Харган помялся, стыдливо вспоминая, как во сне без малейших угрызений совести распорядился жизнью Повелителя, потом подумал, что хуже уже все равно не будет. И рассказал.

— И что вам здесь кажется непонятным? — серьезно поинтересовался Шеллар, выслушав внимательно и уже в третий раз за вечер принимаясь набивать трубку. — По-моему, независимо от того, посещала ли ваш сон Мать Богов, или всему виной игра вашего подсознания, ваши дальнейшие действия остаются прежними. Не важно, велела вам богиня или собственная совесть, ее веление все равно совпадает с приказом Повелителя и моим советом. В следующий сеанс вы должны отвезти Азиль. Может быть, утратив возможность видеться с ней, вы сможете легче пережить расставание, которое в любом случае неизбежно.

— Ну сразу видно, что ты далек и от магии, и от мистики… — огорченно воздохнул Харган. — А если для того, чтобы не случилось несчастья, я должен что-то сделать? И если я этого не сделаю, все закончится плохо?

— Это что же, например? Отрубить крылья, покончить с собой и убить Повелителя? Вам не кажется, что подобная последовательность действий нереальна? И даже если изменить порядок в сторону здравого смысла, последнее требование невыполнимо, пусть вы даже окончательно утратите рассудок и попытаетесь. Если принять за основу предположение, что сон действительно носил мистический характер и его действительно посещала богиня, ее вопросы следует рассматривать только как испытание, как проверку ваших чувств и готовности к самопожертвованию. Боги, если они в самом деле существуют, всеведущи и вряд ли нуждаются в подтверждении наших слов. Подтверждения нужны людям, а боги видят наши мысли, и им достаточно. Поэтому оставьте бесполезные переживания и делайте что велит вам долг.

Харган едва удержался, чтобы не сказать вслух, где он видал этот долг, этих всеведущих богов и этого Повелителя заодно.

На этот раз он даже не испугался собственных нечестивых мыслей. Только подумал, что именно здесь и сейчас предпочел бы видеть перед собой Шеллара таким, каким он был до посвящения. Тогда с ним можно было бы поделиться действительно всем, что на душе, не спотыкаясь о его непоколебимую лояльность.

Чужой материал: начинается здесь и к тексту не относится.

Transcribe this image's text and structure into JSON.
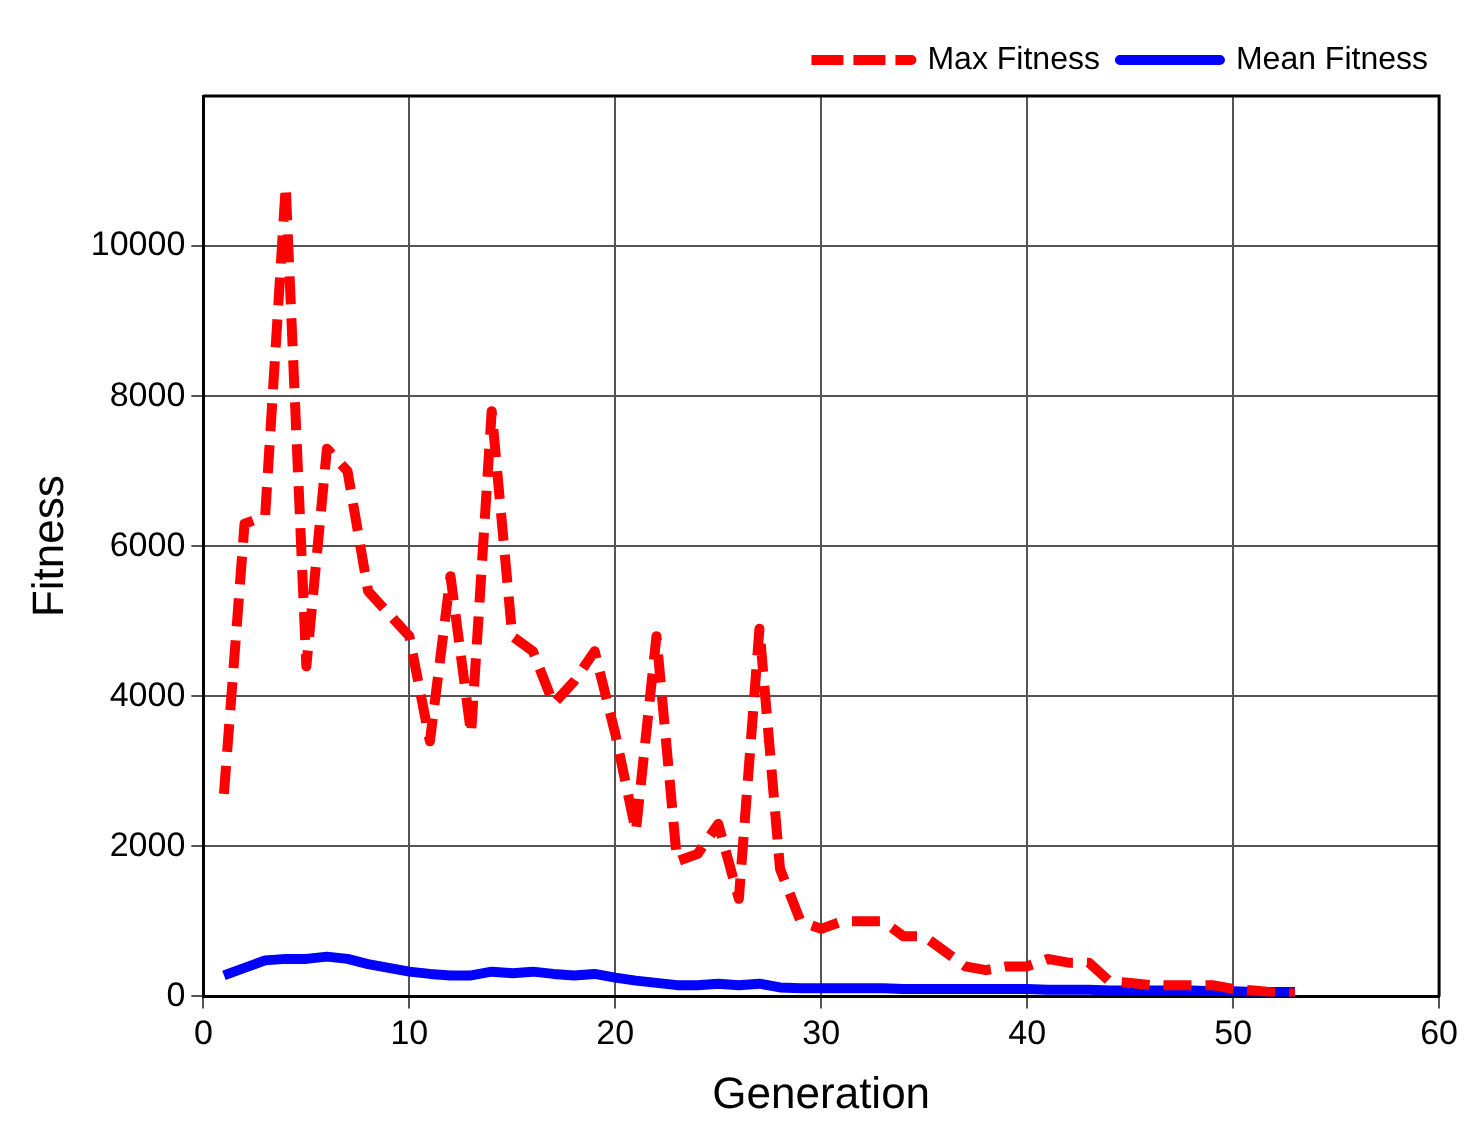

И еще он подумал, что Ольга была права. И неплохо бы перечитать ее письмо. А чем еще заняться — на дворе ночь, у Азиль наверняка кто-то другой, государственные дела на ум не идут, да и хвост болит…

— Хорошо, так и сделаю, — согласился Харган, понимая, что звучит это по меньшей мере неохотно, но не в силах ничего поделать со своим голосом. — Знаешь, ты… иди, мне нужно подумать.

— Как скажете, — без возражений согласился советник и поднялся. Харган заметил, что сегодня он пришел без трости. Не пожелал ломать комедию, как в прошлый раз, когда его приволокли с собой перепуганные братья.

— Будешь уходить, найди Лю или кого-нибудь еще, пусть примерно через час зайдет ко мне и усыпит до утра.

— Непременно, господин наместник. — Шеллар чуть склонил голову, что получалось у него едва ли не почтительнее, чем у иных братьев земные поклоны, и, почти не хромая, направился к двери. — Спокойной ночи.

— И тебе, — в спину ему пожелал Харган.

На самом деле он не хотел спать. Он надеялся лишь вернуться во сне в тот самый храм и попросить уклончивую богиню разъяснить ему простыми словами: что он должен делать?